It took a team of twenty more than two years to complete Mir Mahna, marrying traditional Iranian music with modern game development techniques, including motion capture. The end result is a first-person shooter that casts players in the role of members of Mir Mahna's army, taking on the Dutch with muskets, throwing knives, and cannons. It's no Battlefield 1766, but it certainly looks capable of readily engaging fans of the genre.


But the impact of Mir Mahna extends well beyond simple entertainment. During a ceremony honoring the game's creators earlier this year, Iran's Minister of Culture and Islamic Guidance Seyyed Mohammad Hosseini stressed the importance of computer games to the country's culture. "The inspiration of the computer game from national figures is a very auspicious event.
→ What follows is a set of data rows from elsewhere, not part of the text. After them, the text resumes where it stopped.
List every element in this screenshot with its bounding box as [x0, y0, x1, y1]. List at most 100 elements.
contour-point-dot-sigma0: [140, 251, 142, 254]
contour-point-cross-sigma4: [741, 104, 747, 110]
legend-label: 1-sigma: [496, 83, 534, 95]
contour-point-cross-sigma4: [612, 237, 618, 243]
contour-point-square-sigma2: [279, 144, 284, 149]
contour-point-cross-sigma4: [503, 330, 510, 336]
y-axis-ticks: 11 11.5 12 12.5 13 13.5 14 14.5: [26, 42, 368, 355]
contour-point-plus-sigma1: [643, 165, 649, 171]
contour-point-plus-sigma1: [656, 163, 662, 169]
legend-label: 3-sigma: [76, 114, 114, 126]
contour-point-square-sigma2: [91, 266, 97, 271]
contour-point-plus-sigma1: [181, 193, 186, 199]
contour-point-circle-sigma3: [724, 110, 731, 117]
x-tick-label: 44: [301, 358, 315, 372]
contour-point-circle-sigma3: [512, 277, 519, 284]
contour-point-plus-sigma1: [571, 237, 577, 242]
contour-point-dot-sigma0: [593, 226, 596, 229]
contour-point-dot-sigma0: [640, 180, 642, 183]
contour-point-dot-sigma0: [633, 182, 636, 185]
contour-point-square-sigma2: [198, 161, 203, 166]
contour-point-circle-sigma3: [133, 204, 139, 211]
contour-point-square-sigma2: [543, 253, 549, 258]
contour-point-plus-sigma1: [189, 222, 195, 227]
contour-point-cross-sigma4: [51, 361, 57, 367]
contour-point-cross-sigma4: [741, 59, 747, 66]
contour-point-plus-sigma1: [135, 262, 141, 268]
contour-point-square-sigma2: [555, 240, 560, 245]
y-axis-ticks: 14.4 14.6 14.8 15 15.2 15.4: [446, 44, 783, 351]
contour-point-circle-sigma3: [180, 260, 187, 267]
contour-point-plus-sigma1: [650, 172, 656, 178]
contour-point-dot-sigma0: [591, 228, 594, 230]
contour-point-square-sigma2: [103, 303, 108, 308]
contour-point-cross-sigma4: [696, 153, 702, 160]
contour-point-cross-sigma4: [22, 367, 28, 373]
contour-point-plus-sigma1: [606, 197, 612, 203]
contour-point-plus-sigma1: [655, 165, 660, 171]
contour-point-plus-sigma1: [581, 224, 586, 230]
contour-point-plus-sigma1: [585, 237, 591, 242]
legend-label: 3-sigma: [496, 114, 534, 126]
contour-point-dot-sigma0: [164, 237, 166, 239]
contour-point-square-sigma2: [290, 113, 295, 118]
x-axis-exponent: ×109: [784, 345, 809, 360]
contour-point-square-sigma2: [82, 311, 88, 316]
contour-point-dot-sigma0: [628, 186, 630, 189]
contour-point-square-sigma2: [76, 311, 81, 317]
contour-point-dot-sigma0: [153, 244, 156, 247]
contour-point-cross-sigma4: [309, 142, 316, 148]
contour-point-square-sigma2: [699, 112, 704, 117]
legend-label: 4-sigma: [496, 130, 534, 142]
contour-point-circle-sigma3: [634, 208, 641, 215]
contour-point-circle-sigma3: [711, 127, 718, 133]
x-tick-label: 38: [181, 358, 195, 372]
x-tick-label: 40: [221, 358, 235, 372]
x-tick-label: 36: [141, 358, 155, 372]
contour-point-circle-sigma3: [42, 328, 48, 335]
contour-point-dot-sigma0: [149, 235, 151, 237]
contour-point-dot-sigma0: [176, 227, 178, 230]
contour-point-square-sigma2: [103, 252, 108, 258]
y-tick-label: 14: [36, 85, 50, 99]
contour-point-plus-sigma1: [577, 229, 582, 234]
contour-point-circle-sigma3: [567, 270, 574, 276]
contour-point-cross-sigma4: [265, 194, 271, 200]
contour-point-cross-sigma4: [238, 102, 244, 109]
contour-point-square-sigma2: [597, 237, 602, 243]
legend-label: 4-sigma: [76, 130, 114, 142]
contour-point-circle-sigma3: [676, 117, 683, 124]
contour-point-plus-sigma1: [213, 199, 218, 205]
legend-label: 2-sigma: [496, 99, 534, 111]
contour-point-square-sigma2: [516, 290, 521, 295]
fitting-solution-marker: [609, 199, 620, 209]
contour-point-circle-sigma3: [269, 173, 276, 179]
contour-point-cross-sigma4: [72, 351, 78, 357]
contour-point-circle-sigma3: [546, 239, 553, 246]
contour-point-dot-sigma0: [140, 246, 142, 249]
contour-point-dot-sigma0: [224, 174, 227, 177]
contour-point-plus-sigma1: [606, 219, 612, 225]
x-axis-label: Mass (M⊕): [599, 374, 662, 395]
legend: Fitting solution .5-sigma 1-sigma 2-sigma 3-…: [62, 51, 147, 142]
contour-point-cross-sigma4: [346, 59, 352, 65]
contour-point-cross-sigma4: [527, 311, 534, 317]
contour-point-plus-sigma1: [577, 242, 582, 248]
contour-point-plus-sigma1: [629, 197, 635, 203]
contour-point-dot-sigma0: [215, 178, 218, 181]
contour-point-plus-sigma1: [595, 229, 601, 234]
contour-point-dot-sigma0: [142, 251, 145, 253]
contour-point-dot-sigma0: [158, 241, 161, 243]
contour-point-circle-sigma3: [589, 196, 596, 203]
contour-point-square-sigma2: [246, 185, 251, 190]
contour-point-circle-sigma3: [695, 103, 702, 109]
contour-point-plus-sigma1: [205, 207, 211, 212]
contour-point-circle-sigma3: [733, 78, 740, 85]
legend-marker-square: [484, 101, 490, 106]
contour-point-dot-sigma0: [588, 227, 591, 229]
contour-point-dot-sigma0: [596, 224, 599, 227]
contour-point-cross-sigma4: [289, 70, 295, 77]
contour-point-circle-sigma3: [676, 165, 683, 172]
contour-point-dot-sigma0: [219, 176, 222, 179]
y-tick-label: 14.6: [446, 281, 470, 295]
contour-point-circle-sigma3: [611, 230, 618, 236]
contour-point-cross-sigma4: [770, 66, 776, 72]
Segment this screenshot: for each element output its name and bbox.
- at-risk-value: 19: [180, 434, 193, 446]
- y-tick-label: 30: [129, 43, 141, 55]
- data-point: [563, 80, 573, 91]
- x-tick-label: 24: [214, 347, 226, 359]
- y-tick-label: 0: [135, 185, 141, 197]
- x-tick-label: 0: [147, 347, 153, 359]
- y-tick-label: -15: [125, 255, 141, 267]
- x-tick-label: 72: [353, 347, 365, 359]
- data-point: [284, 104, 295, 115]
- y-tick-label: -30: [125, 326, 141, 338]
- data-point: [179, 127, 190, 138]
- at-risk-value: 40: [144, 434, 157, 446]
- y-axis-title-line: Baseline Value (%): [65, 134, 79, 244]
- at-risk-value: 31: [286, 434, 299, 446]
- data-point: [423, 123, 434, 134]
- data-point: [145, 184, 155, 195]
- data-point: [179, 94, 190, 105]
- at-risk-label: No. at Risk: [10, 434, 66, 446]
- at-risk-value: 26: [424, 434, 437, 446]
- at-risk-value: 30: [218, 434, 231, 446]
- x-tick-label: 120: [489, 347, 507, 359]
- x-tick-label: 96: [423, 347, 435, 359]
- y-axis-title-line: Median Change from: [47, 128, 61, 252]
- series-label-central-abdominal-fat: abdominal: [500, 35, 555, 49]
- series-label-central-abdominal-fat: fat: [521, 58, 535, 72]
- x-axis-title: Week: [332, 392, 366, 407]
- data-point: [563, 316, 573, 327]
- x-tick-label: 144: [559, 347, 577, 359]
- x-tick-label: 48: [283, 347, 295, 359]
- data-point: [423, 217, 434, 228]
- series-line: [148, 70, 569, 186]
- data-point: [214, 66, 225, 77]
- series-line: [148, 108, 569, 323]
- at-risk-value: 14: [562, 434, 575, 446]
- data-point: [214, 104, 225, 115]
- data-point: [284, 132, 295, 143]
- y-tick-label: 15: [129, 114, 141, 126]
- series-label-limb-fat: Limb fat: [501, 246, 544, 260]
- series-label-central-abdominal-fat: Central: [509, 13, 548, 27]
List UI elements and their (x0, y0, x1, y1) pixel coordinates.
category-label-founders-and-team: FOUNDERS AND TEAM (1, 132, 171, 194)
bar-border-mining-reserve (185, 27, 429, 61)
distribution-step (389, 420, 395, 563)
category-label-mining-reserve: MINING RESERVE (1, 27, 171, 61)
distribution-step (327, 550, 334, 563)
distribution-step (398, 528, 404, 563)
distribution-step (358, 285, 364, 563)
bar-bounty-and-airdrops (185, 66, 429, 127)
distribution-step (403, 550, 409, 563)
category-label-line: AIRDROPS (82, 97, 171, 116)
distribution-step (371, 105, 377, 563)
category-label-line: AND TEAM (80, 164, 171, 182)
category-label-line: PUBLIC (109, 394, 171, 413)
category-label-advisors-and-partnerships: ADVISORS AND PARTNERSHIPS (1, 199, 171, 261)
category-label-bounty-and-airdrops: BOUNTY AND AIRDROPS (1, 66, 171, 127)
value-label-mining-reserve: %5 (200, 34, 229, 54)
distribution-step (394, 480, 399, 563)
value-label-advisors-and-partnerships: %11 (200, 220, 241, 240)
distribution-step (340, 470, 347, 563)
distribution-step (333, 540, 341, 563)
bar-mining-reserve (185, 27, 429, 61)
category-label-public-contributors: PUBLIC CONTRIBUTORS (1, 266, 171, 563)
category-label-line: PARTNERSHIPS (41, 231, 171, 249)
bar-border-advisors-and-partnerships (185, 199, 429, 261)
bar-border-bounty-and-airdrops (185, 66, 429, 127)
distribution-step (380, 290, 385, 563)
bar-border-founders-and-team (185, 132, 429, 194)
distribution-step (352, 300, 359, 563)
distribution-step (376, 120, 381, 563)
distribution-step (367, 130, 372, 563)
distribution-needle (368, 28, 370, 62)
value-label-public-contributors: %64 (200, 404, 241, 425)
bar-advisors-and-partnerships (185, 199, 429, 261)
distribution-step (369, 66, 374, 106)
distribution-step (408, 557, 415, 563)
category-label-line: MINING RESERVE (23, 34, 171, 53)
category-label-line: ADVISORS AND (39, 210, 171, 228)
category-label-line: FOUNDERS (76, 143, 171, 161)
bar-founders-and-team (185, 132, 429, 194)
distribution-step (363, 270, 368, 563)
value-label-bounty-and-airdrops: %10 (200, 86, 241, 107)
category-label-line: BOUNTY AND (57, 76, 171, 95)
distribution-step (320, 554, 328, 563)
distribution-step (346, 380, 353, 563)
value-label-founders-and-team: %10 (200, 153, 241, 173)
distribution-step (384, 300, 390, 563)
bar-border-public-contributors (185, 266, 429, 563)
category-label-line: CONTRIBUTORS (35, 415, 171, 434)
It is necessary for us to introduce our heroes and luminaries to new generations."

In fact, Mir Mahna's creators believe the game could reach beyond the borders of Iran, introducing the culture of the country to the world at large. In an age where much of the world perceives the Middle East as a place to which troops are deployed and from which oil comes, any product with the power to provide a deeper understanding of Iran to other cultures is a welcome one.


And what better teaching platform than a video game? The interactive and immersive nature of games give them the power to break down cultural barriers far more readily that books or television. Experiencing an important moment in the history of Iran from the perspective of a warrior that was directly involved in the conflict can form a much stronger connection to the events than simply watching or reading someone else's story.

Perhaps Mir Mahna is the game that will cross these boundaries and make that connection, delivering a deeper understanding and appreciation of Iran to the world at large, and more than two hundred years after his defeat of the Dutch the Amir of Kharg can become a national hero all over again.